«La domenica si andava al ritiro “delle cinque” nella chiesa dei Salesiani. Non era solo un’abitudine, né sempre un empito spirituale, a portarci dentro il fiato caldo un po’ stordente di quella stipatissima funzione pomeridiana. Forse, più di tutto, ci attirava la “marchina” che dava diritto ad assistere, di lì a poco, gratuitamente, al film proiettato nella sala parrocchiale. Un piccolo ricatto fin d’allora perdonato a don Rossi, ricattato da noi mille volte. Che prete! Alto come una pertica, abile nel far prendere alla veste il giro giusto quando si voltava, e fasciato in vita così da lasciare immaginare un corpo di atleta, mi chiedevo quale disastro lo avesse castigato dentro quel nerume!».
«[..] Quanto a noi, i ragazzi dell’Oratorio, eravamo già in vena di domande, sebbene capissimo che le risposte sarebbero arrivate con qualche prudenza, e solo ogni tanto un fuggevole azzardo per non scoraggiare le nostre attese più temerarie.

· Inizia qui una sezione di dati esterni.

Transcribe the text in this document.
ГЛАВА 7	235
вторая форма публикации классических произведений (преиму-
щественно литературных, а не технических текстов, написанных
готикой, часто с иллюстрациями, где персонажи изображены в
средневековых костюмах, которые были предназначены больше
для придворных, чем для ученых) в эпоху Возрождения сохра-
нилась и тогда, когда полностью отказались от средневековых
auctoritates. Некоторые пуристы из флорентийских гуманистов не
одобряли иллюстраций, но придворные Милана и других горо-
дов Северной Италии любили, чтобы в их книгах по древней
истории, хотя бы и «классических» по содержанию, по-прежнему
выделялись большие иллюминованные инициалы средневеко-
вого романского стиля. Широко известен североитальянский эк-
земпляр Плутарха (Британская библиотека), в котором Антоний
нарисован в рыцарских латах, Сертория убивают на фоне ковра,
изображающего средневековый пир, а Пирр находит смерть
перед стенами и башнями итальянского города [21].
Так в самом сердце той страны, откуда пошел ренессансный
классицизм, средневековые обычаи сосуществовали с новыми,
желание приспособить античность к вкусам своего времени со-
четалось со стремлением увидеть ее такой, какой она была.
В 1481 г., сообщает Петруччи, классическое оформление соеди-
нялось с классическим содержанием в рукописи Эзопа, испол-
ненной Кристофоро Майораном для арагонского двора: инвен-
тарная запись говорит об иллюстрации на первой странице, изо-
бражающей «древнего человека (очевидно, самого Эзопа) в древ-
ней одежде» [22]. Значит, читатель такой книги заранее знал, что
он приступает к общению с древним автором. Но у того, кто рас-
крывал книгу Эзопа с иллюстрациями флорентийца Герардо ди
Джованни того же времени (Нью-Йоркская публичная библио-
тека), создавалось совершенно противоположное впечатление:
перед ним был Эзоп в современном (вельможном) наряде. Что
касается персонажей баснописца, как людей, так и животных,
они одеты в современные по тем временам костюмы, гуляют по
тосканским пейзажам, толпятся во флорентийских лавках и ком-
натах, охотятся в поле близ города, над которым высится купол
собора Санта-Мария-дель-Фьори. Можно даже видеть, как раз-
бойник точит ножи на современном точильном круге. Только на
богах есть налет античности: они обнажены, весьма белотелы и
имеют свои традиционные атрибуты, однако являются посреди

Perché Dio sceglie di nascere sulla Terra, attraverso Gesù, dopo millenni dal cosiddetto big-bang? E proprio in quell’anno, in quella notte, e in un luogo per giunta con poca acqua, pressoché privo d’ombra, il telefono e la radio? Secondo una scuola luterana, ci spiegava il salesiano don Rossi, la ragione per cui il Verbo, la parola, si fece carne (Giovanni 1, 14) e “venne ad abitare in mezzo a noi”, duemila anni fa, apparteneva al tempo in cui il Logos, il pensiero, si distendeva lungo le coste del Mare nostrum grazie all’avvento della scrittura».
«[..] Rammento che da fanciullo, nella chiesa dei Salesiani a Rimini, domandai a don Rossi se avesse mai pensato alla nascita di Gesù come a una sorta di favola sacra, con cui lasciar dolcemente dondolare l’idea di Dio nella mente di noi bambini.
Si sedette su una panca tenendomi in piedi davanti a sé, per avere i suoi occhi nei miei, e la risposta venne quasi la dovesse a sé stesso, raccontando con quali parole, in seminario, se l’era cavata di fronte a un’impertinenza pari alla mia! Ma poi, procedendo nei suoi dubbi, e rimettendo il prodigio nei poteri di Dio, tutto via via diventava mirabilmente credibile! Gesù stesso, d’altronde, aveva raccontato che il Padre celeste si era rivolto a una creatura giovane e serena, capace di stupore e mitezza, e ogni cosa era accaduta secondo la volontà di Dio.[..] Il mio babbo, che con i preti andava così così, mi disse che aveva ragione don Rossi e io fui contento. Il mio babbo diceva che i Salesiani vanno rispettati. Don Bosco infatti non era mica un vagabondo».
«[..] Don Rossi giocava a pallone con noi nel campo dei Salesiani. Le squadre si chiamavano “Ausa”, che era un canale puzzolente, “Topi grigi” e “Zona infetta”. Si capisce dai nomi che eravamo in un posto mica tanto pulito ma non ci è mai venuta nessuna malattia, neanche nella melma del canale e mio padre diceva che tutto quello che non affoga ingrassa. Lo diceva per modo di dire. Io ero dell’ “Ausa” e giocavo in porta. Mia mamma mi aveva fatto le mutandine nere con l’imbottitura di fianco, così se mi buttavo sentivo meno male».
A detta dell’autore, Sergio Zavoli, “Il ragazzo che io fui” «è in fondo il tentativo di capire ciò che la memoria, dalla più lontana alla più incombente, può lasciare a un bambino che pare avviato, come fu per me alla sua età, a diventare scriventista, una parola salvata a lungo, in silenzio, dall’immaginazione innocente di mia madre».
Così narra Zavoli, con l’abituale frase: «Come sempre, lasciamo parlare i fatti».